Over and over again, Roddenberry and his crew explored not so much "strange worlds and new civilizations" but rather the all too human failings of the crew. The show imagined a future where we sought out our place in the Universe and where war was anathema; violence used only as a last resort. Kirk's future society disdained nation building. They stayed out of people's cultures Much of "Star Trek" (and the series that came after) reflected not aliens and phasers but the way we carried our foibles and failings with us into outer space. These concepts are not "alien" concepts - they're human. They're us warts and all but we just also happen to be warping between galaxies.

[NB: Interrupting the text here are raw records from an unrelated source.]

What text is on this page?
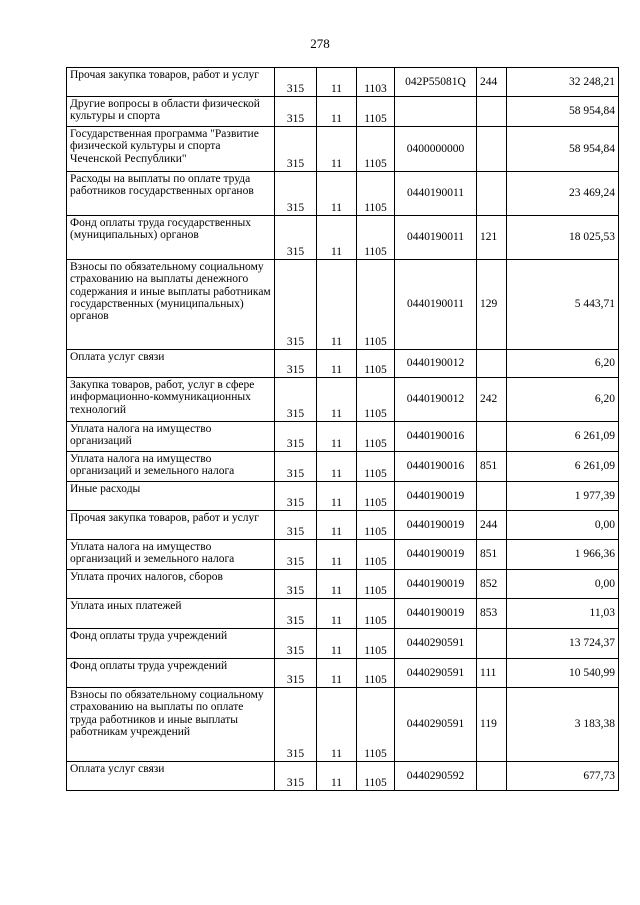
278
Прочая закупка товаров, работ и услуг	315	11	1103	042P55081Q	244	32 248,21
Другие вопросы в области физической культуры и спорта	315	11	1105			58 954,84
Государственная программа "Развитие физической культуры и спорта Чеченской Республики"	315	11	1105	0400000000		58 954,84
Расходы на выплаты по оплате труда работников государственных органов	315	11	1105	0440190011		23 469,24
Фонд оплаты труда государственных (муниципальных) органов	315	11	1105	0440190011	121	18 025,53
Взносы по обязательному социальному страхованию на выплаты денежного содержания и иные выплаты работникам государственных (муниципальных) органов	315	11	1105	0440190011	129	5 443,71
Оплата услуг связи	315	11	1105	0440190012		6,20
Закупка товаров, работ, услуг в сфере информационно-коммуникационных технологий	315	11	1105	0440190012	242	6,20
Уплата налога на имущество организаций	315	11	1105	0440190016		6 261,09
Уплата налога на имущество организаций и земельного налога	315	11	1105	0440190016	851	6 261,09
Иные расходы	315	11	1105	0440190019		1 977,39
Прочая закупка товаров, работ и услуг	315	11	1105	0440190019	244	0,00
Уплата налога на имущество организаций и земельного налога	315	11	1105	0440190019	851	1 966,36
Уплата прочих налогов, сборов	315	11	1105	0440190019	852	0,00
Уплата иных платежей	315	11	1105	0440190019	853	11,03
Фонд оплаты труда учреждений	315	11	1105	0440290591		13 724,37
Фонд оплаты труда учреждений	315	11	1105	0440290591	111	10 540,99
Взносы по обязательному социальному страхованию на выплаты по оплате труда работников и иные выплаты работникам учреждений	315	11	1105	0440290591	119	3 183,38
Оплата услуг связи	315	11	1105	0440290592		677,73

Now I"m not really saying anything new here. I'm sure any number of people have pointed a lot of this out in other forums. The point of this is that "Passengers" was roundly booed by the critics. Many pointed out that it was basically a "stalker film in outer space." "A light-hearted romance with terrible underpinnings." "A story that implies "bigness" but delivers small."
And, your point?
Isn't this what science fiction is? All those criticisms are true in one form or another. But that's exactly the point. Would this story have worked better in NYC in present day? Actually, you couldn't even do this story in any other setting but a generation ship on a 130 year voyage because of the persistent and relentless isolation of Chris Pratt's character. Imagine if you were the Pratt character faced with a lifetime of isolation with just a robot bartender for your companion? Imagine having thousands of people within arm's reach and not being able to talk to any of them. A communication back to Earth, round trip, would take 57 years. You're alone and likely to die that way. Wow. I cannot fathom it. But Jon Spaihts did - brilliantly in my opinion.

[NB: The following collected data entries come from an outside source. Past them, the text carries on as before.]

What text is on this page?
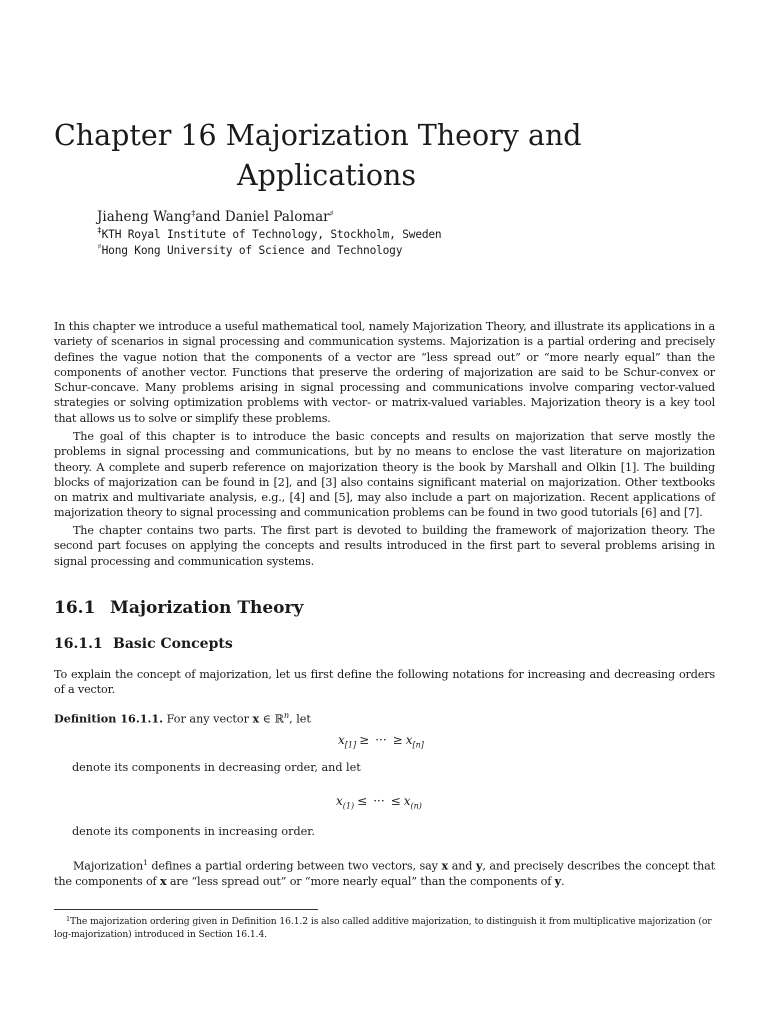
Chapter 16 Majorization Theory and
Applications
Jiaheng Wang‡and Daniel Palomar♯
‡KTH Royal Institute of Technology, Stockholm, Sweden
♯Hong Kong University of Science and Technology

In this chapter we introduce a useful mathematical tool, namely Majorization Theory, and illustrate its applications in a variety of scenarios in signal processing and communication systems. Majorization is a partial ordering and precisely defines the vague notion that the components of a vector are “less spread out” or “more nearly equal” than the components of another vector. Functions that preserve the ordering of majorization are said to be Schur-convex or Schur-concave. Many problems arising in signal processing and communications involve comparing vector-valued strategies or solving optimization problems with vector- or matrix-valued variables. Majorization theory is a key tool that allows us to solve or simplify these problems.

The goal of this chapter is to introduce the basic concepts and results on majorization that serve mostly the problems in signal processing and communications, but by no means to enclose the vast literature on majorization theory. A complete and superb reference on majorization theory is the book by Marshall and Olkin [1]. The building blocks of majorization can be found in [2], and [3] also contains significant material on majorization. Other textbooks on matrix and multivariate analysis, e.g., [4] and [5], may also include a part on majorization. Recent applications of majorization theory to signal processing and communication problems can be found in two good tutorials [6] and [7].

The chapter contains two parts. The first part is devoted to building the framework of majorization theory. The second part focuses on applying the concepts and results introduced in the first part to several problems arising in signal processing and communication systems.

16.1 Majorization Theory
16.1.1 Basic Concepts

To explain the concept of majorization, let us first define the following notations for increasing and decreasing orders of a vector.

Definition 16.1.1. For any vector x ∈ ℝ$^n$, let
$x_{[1]}$ ≥ ··· ≥ $x_{[n]}$
denote its components in decreasing order, and let
$x_{(1)}$ ≤ ··· ≤ $x_{(n)}$
denote its components in increasing order.

Majorization$^1$ defines a partial ordering between two vectors, say x and y, and precisely describes the concept that the components of x are “less spread out” or “more nearly equal” than the components of y.

$^1$The majorization ordering given in Definition 16.1.2 is also called additive majorization, to distinguish it from multiplicative majorization (or log-majorization) introduced in Section 16.1.4.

The whole point of the effing movie is that we, as pack animals, will do desperate, horrible things not to be alone. And yet, we can be redeemed by our actions. That what Spaihts showed. I just don't get how the critics weren't terribly moved by Pratt's desperately flawed character. How you couldn't imagine Jennifer Lawrence's horror and despair. My god this film kicked me in the nads over and over again as I stalked the corridors of this massive spaceship and watched little robots scurrying about doing mindless work but at least with purpose. Something that both characters had to discover.
But that's just me.
Sicience fiction allows explorations that other genres don't. And if you're watching a film that takes place in a world that doesn't exist, even if it doesn't have future tech or aliens - that's science fiction. Because scifi isn't, as I've expressed, about the flashy, outer stuff - it's about the dark, cold, ugly inner stuff and rising above or falling under those inner themes.
I see hope in television which is putting on more and more thematically-based science fiction since production costs are a consideration. This is great news for fanboys like me who love to explore both the inner and outer worlds; to stand on the deck of a starship and regret leaving friends and family to explore space. I want the total immersion and it's my opinion that people do too. It's one of the reasons I became a writer and the main reason I remain a fan of scifi.

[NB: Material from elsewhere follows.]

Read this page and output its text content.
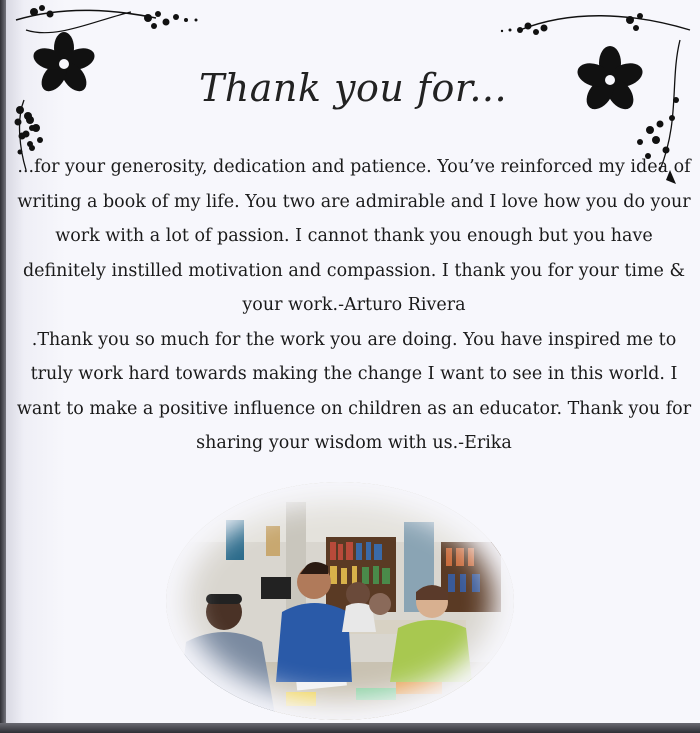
Thank you for...

...for your generosity, dedication and patience. You’ve reinforced my idea of writing a book of my life. You two are admirable and I love how you do your work with a lot of passion. I cannot thank you enough but you have definitely instilled motivation and compassion. I thank you for your time & your work.-Arturo Rivera

.Thank you so much for the work you are doing. You have inspired me to truly work hard towards making the change I want to see in this world. I want to make a positive influence on children as an educator. Thank you for sharing your wisdom with us.-Erika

Until you can consistently find that those immersions, there's so much great scifi out in books. Read! You have all the masters who defined the genre in the early and middle parts of the last century like Bradbury, McCaffrey, Brunner and scores of others, and the ones who have continued like Gaiman, Leckie, Stephenson, and on and on.
Explore those strange new worlds and civilizations - both inside you and outside you.
And watch "Passengers" when it comes to streaming. It's a beautiful and painful science fiction story - but no aliens. Sorry.